Metrics are more than invaluable when you run a website: it’s an absolute necessity to measure usage. One of the most fundamental metrics is gauging how people interact with the links on your site to navigate their way through it. Nevertheless, it’s a data point that many webmasters don’t always pay the right amount of attention to.

Referring to Google Analytics may yield some information. But more specific and valuable information is available by taking some very basic steps with a program that focuses on what links your site visitors are using the most—Google Tag Manager.

Google Tag Manager helps webmasters maintain all their tracking codes in a centralized area. It’s the surest way to gain insight into how users behave while interacting with your website. You can glean this information by tracking both external and internal links.

Tracking external links

Finding out where your site visitors go once they leave your site is just as important as knowing where they’re going on your site. Data on external links can help webmasters design their pages by suggesting the best presentation and locations of links and anchor texts to lure them to click. It can also help with driving traffic toward your business’s social media presence, or even better your relationship with partners in affiliate programs by improving traffic to their sites.

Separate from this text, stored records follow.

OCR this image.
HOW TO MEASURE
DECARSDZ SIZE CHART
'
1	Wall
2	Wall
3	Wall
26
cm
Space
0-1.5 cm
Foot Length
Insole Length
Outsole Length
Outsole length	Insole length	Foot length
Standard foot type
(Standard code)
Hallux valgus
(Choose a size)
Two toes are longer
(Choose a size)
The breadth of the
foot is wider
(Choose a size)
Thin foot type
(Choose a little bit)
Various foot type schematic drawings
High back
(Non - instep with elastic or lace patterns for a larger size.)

In Google Tag Manager, it’s extremely easy to set up an external click mechanism. Set up an event that gets triggered whenever users click on a link that doesn’t include your domain. The target URL gets tracked through to Google Analytics as an event.

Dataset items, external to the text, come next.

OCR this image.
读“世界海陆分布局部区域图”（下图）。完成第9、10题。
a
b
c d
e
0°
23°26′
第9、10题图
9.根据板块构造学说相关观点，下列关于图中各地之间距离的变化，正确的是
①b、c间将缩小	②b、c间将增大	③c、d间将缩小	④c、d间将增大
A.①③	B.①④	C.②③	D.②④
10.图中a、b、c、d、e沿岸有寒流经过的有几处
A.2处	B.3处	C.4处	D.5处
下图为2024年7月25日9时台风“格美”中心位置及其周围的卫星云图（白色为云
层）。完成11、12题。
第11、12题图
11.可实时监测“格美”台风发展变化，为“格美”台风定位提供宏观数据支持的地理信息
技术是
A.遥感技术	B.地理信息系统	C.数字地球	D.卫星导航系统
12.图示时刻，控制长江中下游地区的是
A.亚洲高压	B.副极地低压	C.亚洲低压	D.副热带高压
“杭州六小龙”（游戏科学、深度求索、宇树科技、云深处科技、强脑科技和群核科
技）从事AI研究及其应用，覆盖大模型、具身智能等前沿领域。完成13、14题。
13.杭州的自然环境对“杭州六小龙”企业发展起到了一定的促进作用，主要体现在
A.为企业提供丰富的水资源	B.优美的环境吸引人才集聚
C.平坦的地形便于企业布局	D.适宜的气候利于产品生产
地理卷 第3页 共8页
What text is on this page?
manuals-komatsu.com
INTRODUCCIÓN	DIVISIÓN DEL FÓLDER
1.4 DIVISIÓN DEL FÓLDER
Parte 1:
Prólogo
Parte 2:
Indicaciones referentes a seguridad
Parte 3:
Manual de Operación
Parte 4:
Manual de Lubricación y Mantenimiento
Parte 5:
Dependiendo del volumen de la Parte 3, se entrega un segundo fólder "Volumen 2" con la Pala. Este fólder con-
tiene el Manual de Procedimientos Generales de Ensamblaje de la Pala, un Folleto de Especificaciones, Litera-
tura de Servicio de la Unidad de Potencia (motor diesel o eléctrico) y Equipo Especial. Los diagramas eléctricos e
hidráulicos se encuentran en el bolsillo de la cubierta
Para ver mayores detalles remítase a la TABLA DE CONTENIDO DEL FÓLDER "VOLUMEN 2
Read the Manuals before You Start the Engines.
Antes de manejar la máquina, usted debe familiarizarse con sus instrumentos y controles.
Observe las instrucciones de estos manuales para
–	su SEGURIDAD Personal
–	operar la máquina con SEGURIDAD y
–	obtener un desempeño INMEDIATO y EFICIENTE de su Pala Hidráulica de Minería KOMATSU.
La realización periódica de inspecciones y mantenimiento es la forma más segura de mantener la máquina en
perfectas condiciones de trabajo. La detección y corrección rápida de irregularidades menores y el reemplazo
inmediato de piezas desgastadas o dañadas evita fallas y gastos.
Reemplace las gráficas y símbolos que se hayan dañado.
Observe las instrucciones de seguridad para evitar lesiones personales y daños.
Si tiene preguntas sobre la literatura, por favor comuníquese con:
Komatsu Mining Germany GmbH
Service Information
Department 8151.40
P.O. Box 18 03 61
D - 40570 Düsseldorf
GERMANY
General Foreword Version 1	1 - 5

Setting this tracking up involves the Trigger and Tag Configurations in Google Tag Manager.

1. Navigate to the Trigger Configuration page.

2. Click on the circle icon in the middle of the window to create the trigger and name it accordingly.

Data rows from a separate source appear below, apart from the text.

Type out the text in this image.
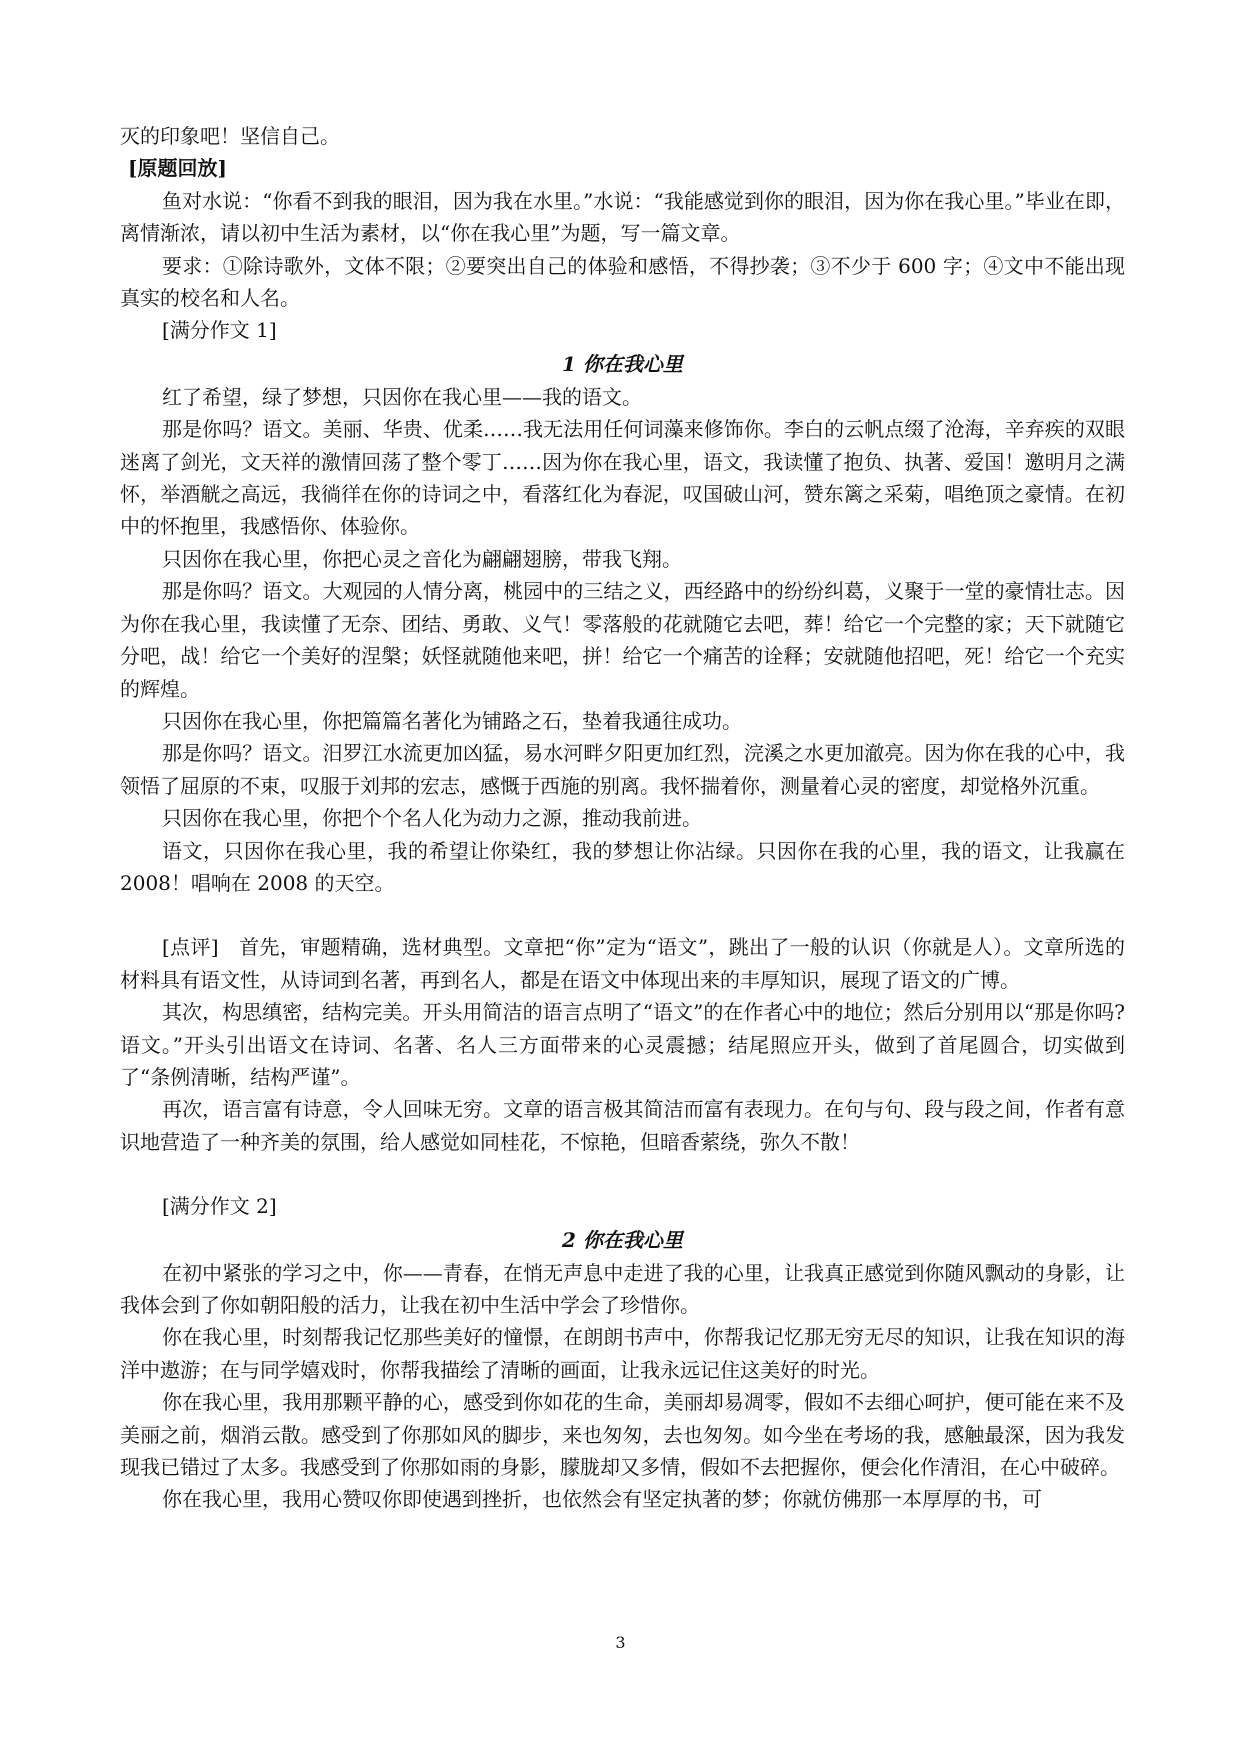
灭的印象吧！坚信自己。

[原题回放]

鱼对水说：“你看不到我的眼泪，因为我在水里。”水说：“我能感觉到你的眼泪，因为你在我心里。”毕业在即，离情渐浓，请以初中生活为素材，以“你在我心里”为题，写一篇文章。

要求：①除诗歌外，文体不限；②要突出自己的体验和感悟，不得抄袭；③不少于 600 字；④文中不能出现真实的校名和人名。

[满分作文 1]

1 你在我心里

红了希望，绿了梦想，只因你在我心里——我的语文。

那是你吗？语文。美丽、华贵、优柔……我无法用任何词藻来修饰你。李白的云帆点缀了沧海，辛弃疾的双眼迷离了剑光，文天祥的激情回荡了整个零丁……因为你在我心里，语文，我读懂了抱负、执著、爱国！邀明月之满怀，举酒觥之高远，我徜徉在你的诗词之中，看落红化为春泥，叹国破山河，赞东篱之采菊，唱绝顶之豪情。在初中的怀抱里，我感悟你、体验你。

只因你在我心里，你把心灵之音化为翩翩翅膀，带我飞翔。

那是你吗？语文。大观园的人情分离，桃园中的三结之义，西经路中的纷纷纠葛，义聚于一堂的豪情壮志。因为你在我心里，我读懂了无奈、团结、勇敢、义气！零落般的花就随它去吧，葬！给它一个完整的家；天下就随它分吧，战！给它一个美好的涅槃；妖怪就随他来吧，拼！给它一个痛苦的诠释；安就随他招吧，死！给它一个充实的辉煌。

只因你在我心里，你把篇篇名著化为铺路之石，垫着我通往成功。

那是你吗？语文。汨罗江水流更加凶猛，易水河畔夕阳更加红烈，浣溪之水更加澈亮。因为你在我的心中，我领悟了屈原的不束，叹服于刘邦的宏志，感慨于西施的别离。我怀揣着你，测量着心灵的密度，却觉格外沉重。

只因你在我心里，你把个个名人化为动力之源，推动我前进。

语文，只因你在我心里，我的希望让你染红，我的梦想让你沾绿。只因你在我的心里，我的语文，让我赢在 2008！唱响在 2008 的天空。

[点评]　首先，审题精确，选材典型。文章把“你”定为“语文”，跳出了一般的认识（你就是人）。文章所选的材料具有语文性，从诗词到名著，再到名人，都是在语文中体现出来的丰厚知识，展现了语文的广博。

其次，构思缜密，结构完美。开头用简洁的语言点明了“语文”的在作者心中的地位；然后分别用以“那是你吗?语文。”开头引出语文在诗词、名著、名人三方面带来的心灵震撼；结尾照应开头，做到了首尾圆合，切实做到了“条例清晰，结构严谨”。

再次，语言富有诗意，令人回味无穷。文章的语言极其简洁而富有表现力。在句与句、段与段之间，作者有意识地营造了一种齐美的氛围，给人感觉如同桂花，不惊艳，但暗香萦绕，弥久不散！

[满分作文 2]

2 你在我心里

在初中紧张的学习之中，你——青春，在悄无声息中走进了我的心里，让我真正感觉到你随风飘动的身影，让我体会到了你如朝阳般的活力，让我在初中生活中学会了珍惜你。

你在我心里，时刻帮我记忆那些美好的憧憬，在朗朗书声中，你帮我记忆那无穷无尽的知识，让我在知识的海洋中遨游；在与同学嬉戏时，你帮我描绘了清晰的画面，让我永远记住这美好的时光。

你在我心里，我用那颗平静的心，感受到你如花的生命，美丽却易凋零，假如不去细心呵护，便可能在来不及美丽之前，烟消云散。感受到了你那如风的脚步，来也匆匆，去也匆匆。如今坐在考场的我，感触最深，因为我发现我已错过了太多。我感受到了你那如雨的身影，朦胧却又多情，假如不去把握你，便会化作清泪，在心中破碎。

你在我心里，我用心赞叹你即使遇到挫折，也依然会有坚定执著的梦；你就仿佛那一本厚厚的书，可

3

3. Set Trigger Type to “Click — Just Links.”

4. Set Trigger Firing to “Some Link Clicks.”

5. Using the drop-down menus, set up the trigger to fire when the event happens with these criteria:

      – “Click URL” + “does not contain” + (yourdomain.com)

6. Back out of the Triggers page and choose the Tags option, directly above it.

7. Create a new Tag, calling it “Event: Outbound Clicks,” or something else that’s easily identifiable.

8. Under “Choose tag type,” select “Google Analytics: Universal Analytics.”

9. Set the Track Type to “Event.”

10. Under the “Event Tracking Parameters” heading, set the fields with the following parameters:

      – Category: external link

      – Action: link click

      – Label: {{Click URL}}

11. Save and exit.

The event will now track clicks on external links on your site.

Tracking internal links

Keeping tabs on your site’s internal link usage provides keen visibility on how strong your user experience is, especially when used side-by-side with other metrics like stickiness, visit length, scroll tracking, and more.

The process for tracking in Google Tag Manager is similar to that of external links, with some key differences. Steps 1 through 4 are the same, but since you’ll be monitoring your own site, you’ll handle Step 5 in the External section differently. Instead of firing up an event for visits outside your site, the proper setup would be:

      – “Click URL” + “contains” + (yourdomain.com)

Setting up the Tag comprises of the same process as outlined in Steps 6 through 10 above.

As a final step, you’ll set up a “Value” field. This field is your secret weapon in internal link tracking. You can enter a basic {{Click Link}} value, which will display what the link actually went to—a blog, a product page, or something else. You can get more specific with a {{Click Element}} variable, which will display whether the link was located in the header, body, sidebar, footer, or any other HTML element of the site.

You have a lot of options with the “Value” field, and the number can be head-spinning without proper organization. Keep track of all the pages and elements of your site and think carefully about what values will be most meaningful to you.